Gerek Asya Hunları diye adlandırdığımız Hiung-nular, gerekse herkesin Hunlar diye bildiği Avrupa Hunları hangi dilde konuşuyordu? Hunca veya Türkçe deyip işin içinden sıyrılmak kolay ama iş öyle değil.
Attila sözcüğünün kökenine ilişkin ne biliyoruz?
Attila 434 ile 453 yılları arasında Avrupa Hunlarına önderlik etmiş bir hükümdardı. Birçok Germen ve İranlı kabileye, Ostrogotlara, Alanlara ve Bulgarlara liderlik ediyordu. Gotça da biliyordu, tarihçi Priskos Latince ve Grekçe de konuştuğunu ve yazdığını söyler. Priskos Doğu Roma İmparatoru 2. Theodosius zamanında diplomat olan Maximinus ile birlikte Attila’ya karşı yürütülen diplomatik görevde rol almıştır.
Bazı bilim insanları Attila adının Doğu Germen kökenli olduğunu iddia eder. Gotça veya Gepidce “baba” anlamına gelen Atta sözcüğünün sonuna cik veya cık gibi bir küçültme eki getirilmesiyle Attaila (küçük baba) adının oluşturulduğu ileri sürülür.
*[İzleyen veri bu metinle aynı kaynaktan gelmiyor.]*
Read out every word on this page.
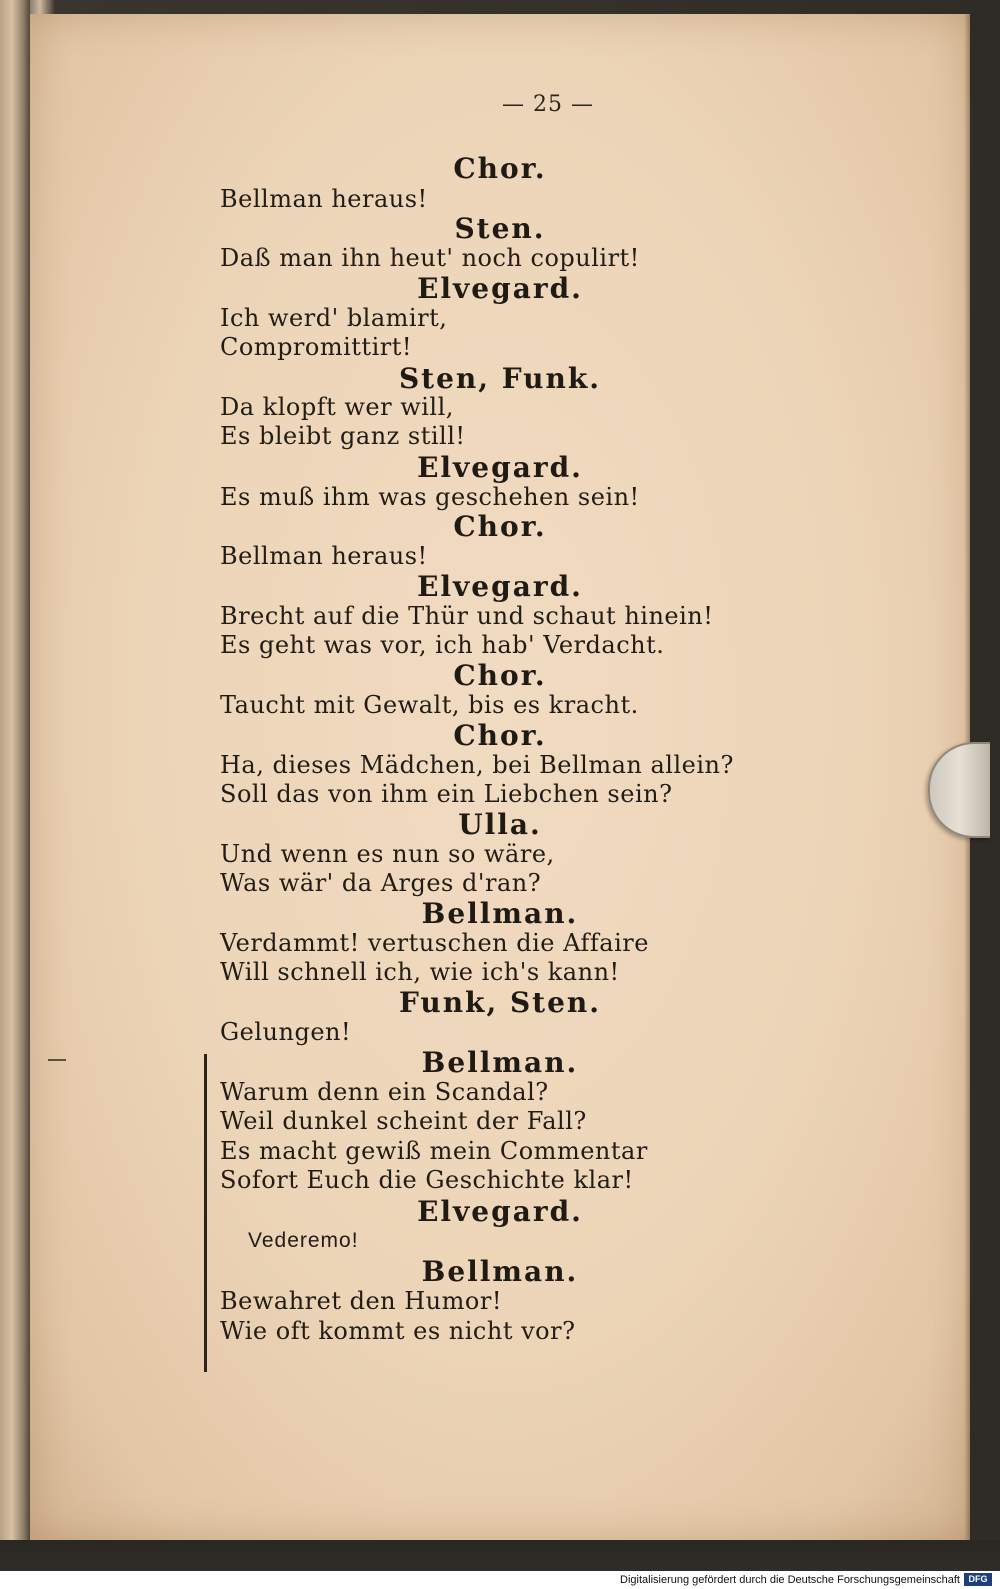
— 25 —
Chor.
Bellman heraus!
Sten.
Daß man ihn heut' noch copulirt!
Elvegard.
Ich werd' blamirt,
Compromittirt!
Sten, Funk.
Da klopft wer will,
Es bleibt ganz still!
Elvegard.
Es muß ihm was geschehen sein!
Chor.
Bellman heraus!
Elvegard.
Brecht auf die Thür und schaut hinein!
Es geht was vor, ich hab' Verdacht.
Chor.
Taucht mit Gewalt, bis es kracht.
Chor.
Ha, dieses Mädchen, bei Bellman allein?
Soll das von ihm ein Liebchen sein?
Ulla.
Und wenn es nun so wäre,
Was wär' da Arges d'ran?
Bellman.
Verdammt! vertuschen die Affaire
Will schnell ich, wie ich's kann!
Funk, Sten.
Gelungen!
Bellman.
Warum denn ein Scandal?
Weil dunkel scheint der Fall?
Es macht gewiß mein Commentar
Sofort Euch die Geschichte klar!
Elvegard.
Vederemo!
Bellman.
Bewahret den Humor!
Wie oft kommt es nicht vor?
Digitalisierung gefördert durch die Deutsche Forschungsgemeinschaft DFG
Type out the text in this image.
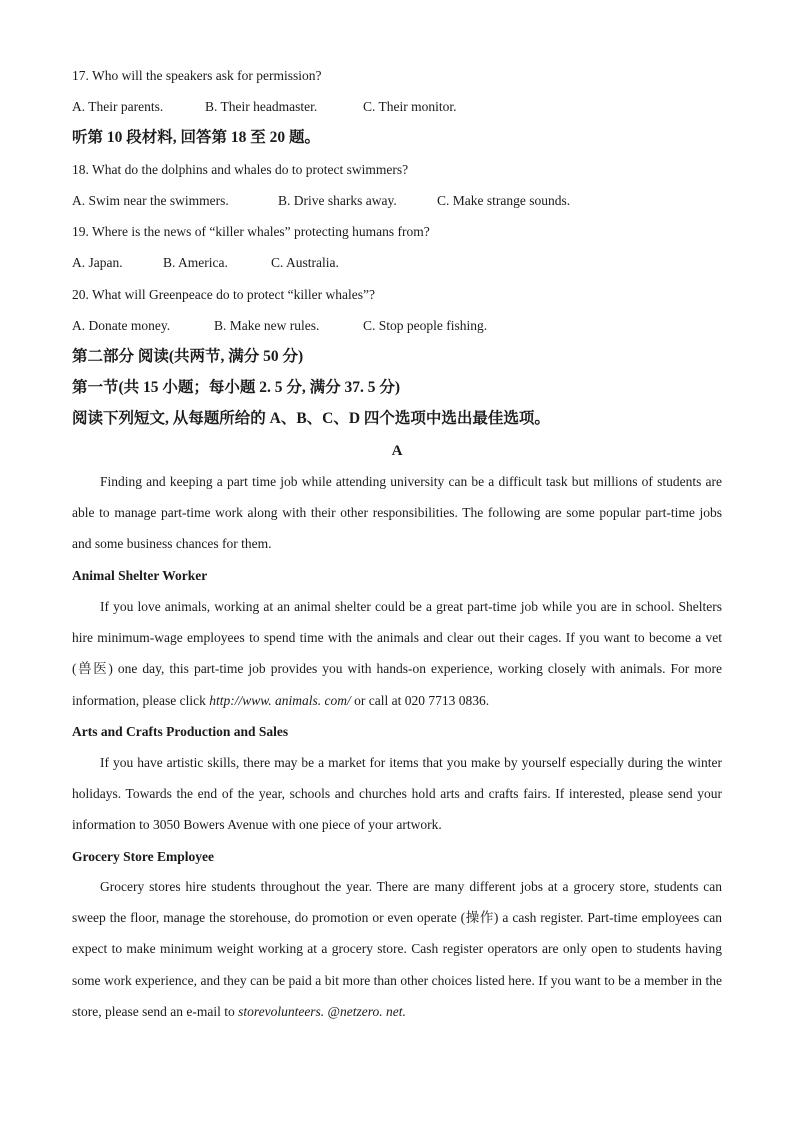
17. Who will the speakers ask for permission?
A. Their parents.	B. Their headmaster.	C. Their monitor.
听第 10 段材料, 回答第 18 至 20 题。
18. What do the dolphins and whales do to protect swimmers?
A. Swim near the swimmers.	B. Drive sharks away.	C. Make strange sounds.
19. Where is the news of “killer whales” protecting humans from?
A. Japan.	B. America.	C. Australia.
20. What will Greenpeace do to protect “killer whales”?
A. Donate money.	B. Make new rules.	C. Stop people fishing.
第二部分 阅读(共两节, 满分 50 分)
第一节(共 15 小题；每小题 2. 5 分, 满分 37. 5 分)
阅读下列短文, 从每题所给的 A、B、C、D 四个选项中选出最佳选项。
A
Finding and keeping a part time job while attending university can be a difficult task but millions of students are able to manage part-time work along with their other responsibilities. The following are some popular part-time jobs and some business chances for them.
Animal Shelter Worker
If you love animals, working at an animal shelter could be a great part-time job while you are in school. Shelters hire minimum-wage employees to spend time with the animals and clear out their cages. If you want to become a vet (兽医) one day, this part-time job provides you with hands-on experience, working closely with animals. For more information, please click http://www. animals. com/ or call at 020 7713 0836.
Arts and Crafts Production and Sales
If you have artistic skills, there may be a market for items that you make by yourself especially during the winter holidays. Towards the end of the year, schools and churches hold arts and crafts fairs. If interested, please send your information to 3050 Bowers Avenue with one piece of your artwork.
Grocery Store Employee
Grocery stores hire students throughout the year. There are many different jobs at a grocery store, students can sweep the floor, manage the storehouse, do promotion or even operate (操作) a cash register. Part-time employees can expect to make minimum weight working at a grocery store. Cash register operators are only open to students having some work experience, and they can be paid a bit more than other choices listed here. If you want to be a member in the store, please send an e-mail to storevolunteers. @netzero. net.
Bu adın Türkçe olduğunu ileri sürenler de vardır. Omeljan Pritsak Attila adının es (büyük, ulu) ve til (deniz, okyanus) ifadelerinin sonuna a’nın gelmesiyle oluşmuş birleşik bir sözcük olduğunu belirtir. Pritsak’a göre vurgulu arka hece olan til, es ön ekini sertleştirdi ve böylece as halini aldı. Sonuç olarak “Okyanusal, evrensel hükümdar” anlamına gelen attil biçiminde tekil bir ad oluştuğunu söyledi.
J. J. Mikkola ise adın āt (nam, şöhret) sözcüğünden geldiğini ileri sürdü. Bir başka kurama göreyse H. Althof, adın Türkçedeki atlı süvari veya Türkçe at ve dil sözcükleriyle ilgili olabileceğini düşündü.
Attila adının kökeninin Türk dillerinden geldiğini söyleyen önerileri eleştiren Gerhard Doerfer ise, Kral 6. George’un adının kökeninin Yunancadan, Kanuni Süleyman’ın adının Arapçadan geldiğini belirterek, “Ancak bu onları ne Yunan ne de Arap yapıyor. Dolayısıyla Attila adının Hun kökenli olması kabul edilebilir” biçiminde ifade etti düşüncelerini.
Peki tarihe Attila diye geçen kişiye kendi halkı ne ad veriyordu?
Bilmiyoruz. Tıpkı Asya Hunlarından neredeyse hiçbir yazılı belge kalmadığı için onların da nece konuştuğunu bilmediğimiz gibi.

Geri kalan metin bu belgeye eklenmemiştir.